Cost of goods sold, which excludes depreciation and amortization, was $7.01 billion, or 65.4 percent of net sales, this year compared to $7.87 billion, or 67.5 percent of net sales, last year. The 210-basis point improvement, as a rate of net sales, was primarily driven by an increase in both store and online selling margins, improved shrink results and the exit from the major appliance and in-store furniture categories earlier this year.
SG&A expenses for the year were $3.59 billion, or 33.5 percent of net sales, this year compared to $3.60 billion, or 30.8 percent of net sales, last year. The decrease in SG&A dollars this year was primarily due to lower advertising and store controllable expenses, which were offset by slightly higher incentive compensation. Last year, the company recorded an approximate $70 million benefit in SG&A expenses primarily related to the buyout of two store leasehold interests. Additionally, in connection with the adoption of the new Lease Accounting Standard at the beginning of fiscal 2019, SG&A expenses this year included approximately $20 million related to the company’s home office lease. Last year, the home office lease-related expense was recorded as elements of depreciation and amortization and interest expense.

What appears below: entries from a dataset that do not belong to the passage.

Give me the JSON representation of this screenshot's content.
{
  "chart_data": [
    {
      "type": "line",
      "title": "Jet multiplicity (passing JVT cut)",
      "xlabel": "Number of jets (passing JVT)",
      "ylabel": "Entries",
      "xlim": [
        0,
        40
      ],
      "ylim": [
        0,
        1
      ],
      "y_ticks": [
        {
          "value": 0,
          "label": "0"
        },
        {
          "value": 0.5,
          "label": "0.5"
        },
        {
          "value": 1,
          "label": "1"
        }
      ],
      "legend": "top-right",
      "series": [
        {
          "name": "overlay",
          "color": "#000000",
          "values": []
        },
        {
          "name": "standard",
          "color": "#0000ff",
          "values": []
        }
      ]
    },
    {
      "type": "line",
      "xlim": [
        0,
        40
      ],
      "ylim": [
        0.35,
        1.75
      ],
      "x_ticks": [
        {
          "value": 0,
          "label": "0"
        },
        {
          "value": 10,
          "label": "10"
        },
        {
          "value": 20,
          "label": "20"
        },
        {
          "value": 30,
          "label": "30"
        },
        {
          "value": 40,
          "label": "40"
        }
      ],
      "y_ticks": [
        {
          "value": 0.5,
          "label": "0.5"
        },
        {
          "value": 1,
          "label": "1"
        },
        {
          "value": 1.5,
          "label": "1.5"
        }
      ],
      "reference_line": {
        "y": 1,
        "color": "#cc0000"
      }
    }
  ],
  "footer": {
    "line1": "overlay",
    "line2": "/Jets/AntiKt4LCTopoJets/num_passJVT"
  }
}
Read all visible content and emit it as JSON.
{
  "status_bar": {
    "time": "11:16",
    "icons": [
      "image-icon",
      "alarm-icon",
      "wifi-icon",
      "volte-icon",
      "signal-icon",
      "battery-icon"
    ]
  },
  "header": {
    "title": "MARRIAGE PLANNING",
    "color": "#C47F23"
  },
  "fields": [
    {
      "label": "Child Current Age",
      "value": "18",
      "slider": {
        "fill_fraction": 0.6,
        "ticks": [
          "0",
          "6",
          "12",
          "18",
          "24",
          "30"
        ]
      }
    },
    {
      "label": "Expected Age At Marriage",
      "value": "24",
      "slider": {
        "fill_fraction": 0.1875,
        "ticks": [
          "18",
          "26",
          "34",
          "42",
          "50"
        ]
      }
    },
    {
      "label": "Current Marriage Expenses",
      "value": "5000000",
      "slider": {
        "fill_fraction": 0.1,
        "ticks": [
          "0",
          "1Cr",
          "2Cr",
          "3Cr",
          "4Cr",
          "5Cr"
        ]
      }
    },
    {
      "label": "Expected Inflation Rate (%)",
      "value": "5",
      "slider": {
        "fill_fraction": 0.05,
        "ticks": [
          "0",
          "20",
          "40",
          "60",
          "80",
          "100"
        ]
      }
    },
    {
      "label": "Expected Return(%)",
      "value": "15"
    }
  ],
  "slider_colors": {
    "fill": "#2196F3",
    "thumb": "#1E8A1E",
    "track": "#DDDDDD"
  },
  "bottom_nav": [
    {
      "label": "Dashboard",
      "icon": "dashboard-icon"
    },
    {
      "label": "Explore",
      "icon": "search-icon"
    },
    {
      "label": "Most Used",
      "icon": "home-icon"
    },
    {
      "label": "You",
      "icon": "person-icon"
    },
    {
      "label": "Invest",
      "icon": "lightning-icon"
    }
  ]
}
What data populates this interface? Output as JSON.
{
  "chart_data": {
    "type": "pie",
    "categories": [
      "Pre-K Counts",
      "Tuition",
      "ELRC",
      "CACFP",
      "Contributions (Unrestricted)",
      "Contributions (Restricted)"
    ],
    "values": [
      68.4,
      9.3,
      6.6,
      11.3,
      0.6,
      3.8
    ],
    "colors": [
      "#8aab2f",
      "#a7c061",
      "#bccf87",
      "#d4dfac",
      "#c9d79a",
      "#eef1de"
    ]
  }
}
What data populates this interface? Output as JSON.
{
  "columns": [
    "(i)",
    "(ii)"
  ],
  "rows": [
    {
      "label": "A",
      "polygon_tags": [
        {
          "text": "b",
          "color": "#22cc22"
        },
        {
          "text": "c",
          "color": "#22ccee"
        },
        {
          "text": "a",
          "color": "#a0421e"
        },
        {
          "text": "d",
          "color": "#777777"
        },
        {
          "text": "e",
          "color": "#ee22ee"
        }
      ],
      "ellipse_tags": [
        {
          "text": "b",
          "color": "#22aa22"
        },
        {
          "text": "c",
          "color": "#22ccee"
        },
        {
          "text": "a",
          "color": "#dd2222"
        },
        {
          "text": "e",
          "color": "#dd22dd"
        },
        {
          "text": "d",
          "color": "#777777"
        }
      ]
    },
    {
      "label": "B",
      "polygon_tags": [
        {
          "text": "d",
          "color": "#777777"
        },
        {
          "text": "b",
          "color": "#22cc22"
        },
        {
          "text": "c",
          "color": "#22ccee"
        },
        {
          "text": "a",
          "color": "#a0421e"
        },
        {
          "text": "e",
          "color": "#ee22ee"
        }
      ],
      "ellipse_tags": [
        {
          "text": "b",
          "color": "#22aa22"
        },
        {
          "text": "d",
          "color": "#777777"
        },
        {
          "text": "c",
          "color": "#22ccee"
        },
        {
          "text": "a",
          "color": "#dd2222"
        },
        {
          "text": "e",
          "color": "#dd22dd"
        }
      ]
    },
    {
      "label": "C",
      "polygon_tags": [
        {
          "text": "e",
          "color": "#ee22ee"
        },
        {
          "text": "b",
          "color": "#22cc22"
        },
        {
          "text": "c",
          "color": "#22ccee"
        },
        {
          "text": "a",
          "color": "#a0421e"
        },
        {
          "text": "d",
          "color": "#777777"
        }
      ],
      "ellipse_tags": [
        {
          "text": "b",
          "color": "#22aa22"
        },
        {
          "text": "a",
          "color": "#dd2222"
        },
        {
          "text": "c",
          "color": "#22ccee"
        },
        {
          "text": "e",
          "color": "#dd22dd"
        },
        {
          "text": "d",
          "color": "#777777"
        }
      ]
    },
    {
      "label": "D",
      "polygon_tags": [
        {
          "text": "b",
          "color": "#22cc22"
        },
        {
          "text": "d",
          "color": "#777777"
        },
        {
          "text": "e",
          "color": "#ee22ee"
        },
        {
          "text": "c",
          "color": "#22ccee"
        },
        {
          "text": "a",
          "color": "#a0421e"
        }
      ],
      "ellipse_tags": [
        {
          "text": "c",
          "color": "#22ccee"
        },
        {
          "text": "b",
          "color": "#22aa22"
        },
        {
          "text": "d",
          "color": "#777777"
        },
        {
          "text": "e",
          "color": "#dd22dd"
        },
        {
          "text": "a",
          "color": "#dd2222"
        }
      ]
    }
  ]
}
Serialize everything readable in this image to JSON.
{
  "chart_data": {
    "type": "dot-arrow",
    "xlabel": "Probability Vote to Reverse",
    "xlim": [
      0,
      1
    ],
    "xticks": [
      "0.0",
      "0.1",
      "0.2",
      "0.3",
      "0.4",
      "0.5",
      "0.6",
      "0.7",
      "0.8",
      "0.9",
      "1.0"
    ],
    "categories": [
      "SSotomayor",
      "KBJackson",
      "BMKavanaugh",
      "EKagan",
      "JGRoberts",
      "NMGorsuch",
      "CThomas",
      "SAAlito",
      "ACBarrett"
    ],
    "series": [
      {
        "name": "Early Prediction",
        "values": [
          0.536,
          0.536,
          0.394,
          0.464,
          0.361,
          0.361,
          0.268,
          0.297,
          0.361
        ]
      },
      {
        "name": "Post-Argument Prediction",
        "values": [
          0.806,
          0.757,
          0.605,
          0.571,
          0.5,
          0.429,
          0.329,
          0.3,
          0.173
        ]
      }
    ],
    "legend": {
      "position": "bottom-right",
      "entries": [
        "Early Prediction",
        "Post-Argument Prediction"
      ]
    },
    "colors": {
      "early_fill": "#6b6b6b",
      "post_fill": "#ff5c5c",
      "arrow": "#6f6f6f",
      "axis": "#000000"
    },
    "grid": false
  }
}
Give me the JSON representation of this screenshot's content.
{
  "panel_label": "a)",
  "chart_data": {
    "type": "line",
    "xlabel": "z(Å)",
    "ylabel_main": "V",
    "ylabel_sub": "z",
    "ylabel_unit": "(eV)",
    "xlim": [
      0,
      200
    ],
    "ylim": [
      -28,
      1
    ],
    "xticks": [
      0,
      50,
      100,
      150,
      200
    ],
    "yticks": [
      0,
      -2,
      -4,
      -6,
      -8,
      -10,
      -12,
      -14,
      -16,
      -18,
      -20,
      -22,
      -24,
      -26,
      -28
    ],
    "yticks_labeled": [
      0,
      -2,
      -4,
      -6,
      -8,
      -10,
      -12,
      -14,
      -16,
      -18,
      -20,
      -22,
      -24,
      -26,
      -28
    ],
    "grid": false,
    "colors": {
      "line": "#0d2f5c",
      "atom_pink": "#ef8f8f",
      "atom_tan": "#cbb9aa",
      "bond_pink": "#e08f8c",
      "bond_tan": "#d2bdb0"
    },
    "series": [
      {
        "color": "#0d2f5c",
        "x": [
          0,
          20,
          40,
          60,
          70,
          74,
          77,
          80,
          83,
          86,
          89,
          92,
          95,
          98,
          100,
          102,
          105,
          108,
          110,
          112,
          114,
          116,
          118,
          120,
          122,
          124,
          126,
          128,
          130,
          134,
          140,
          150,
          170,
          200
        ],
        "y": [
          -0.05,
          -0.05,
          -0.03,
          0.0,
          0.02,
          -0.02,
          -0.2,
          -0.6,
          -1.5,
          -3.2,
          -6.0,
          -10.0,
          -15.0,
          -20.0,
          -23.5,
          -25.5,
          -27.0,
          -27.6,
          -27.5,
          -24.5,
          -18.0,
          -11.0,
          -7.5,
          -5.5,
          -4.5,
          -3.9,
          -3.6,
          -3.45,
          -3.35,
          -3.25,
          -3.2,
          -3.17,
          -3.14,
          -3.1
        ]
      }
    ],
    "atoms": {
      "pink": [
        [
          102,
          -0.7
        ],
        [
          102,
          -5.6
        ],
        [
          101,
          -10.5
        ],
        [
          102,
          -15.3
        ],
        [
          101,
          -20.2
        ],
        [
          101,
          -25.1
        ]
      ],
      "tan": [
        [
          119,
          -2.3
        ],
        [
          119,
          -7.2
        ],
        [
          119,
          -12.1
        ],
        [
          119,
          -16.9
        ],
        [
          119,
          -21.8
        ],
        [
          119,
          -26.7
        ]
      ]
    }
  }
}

For the year, the company’s net loss was $268 million, or ($0.84) per share, compared to a net loss of $255 million, or ($0.81) per share, last year.
Adjusted net loss improved to $257 million, or ($0.80) per share, this year compared to an adjusted net loss of $296 million, or ($0.94) per share, last year.
Cash and cash equivalents at the end of fiscal 2019 were $386 million. Free cash flow was $145 million for fiscal 2019, an increase of $34 million compared to the same period last year.
Inventory at the end of the fiscal year was $2.17 billion, down 11.1 percent compared to the end of fiscal 2018 and down 22.7 percent when compared to the end of fiscal 2017.
The company ended fiscal 2019 with liquidity of approximately $1.8 billion.
2020 Store Closures Update
The company expects to close at least six store locations in fiscal 2020. The company will share more details of future real estate plans during its Analyst Day on April 7, 2020.
2020 Financial Guidance
The company has provided financial guidance for full-year fiscal 2020, which does not include any potential impact from the current coronavirus (COVID-19) situation, as follows:
- Comparable store sales expected to be in a range of (3.5) percent to (4.5) percent;
- Cost of goods sold, as a rate of net sales: expected to improve 100 to 130 basis points compared to last year;
- Adjusted EBITD1 dollars expected to increase 5 percent to 10 percent compared to last year; and
- Free Cash Flow expected to be positive.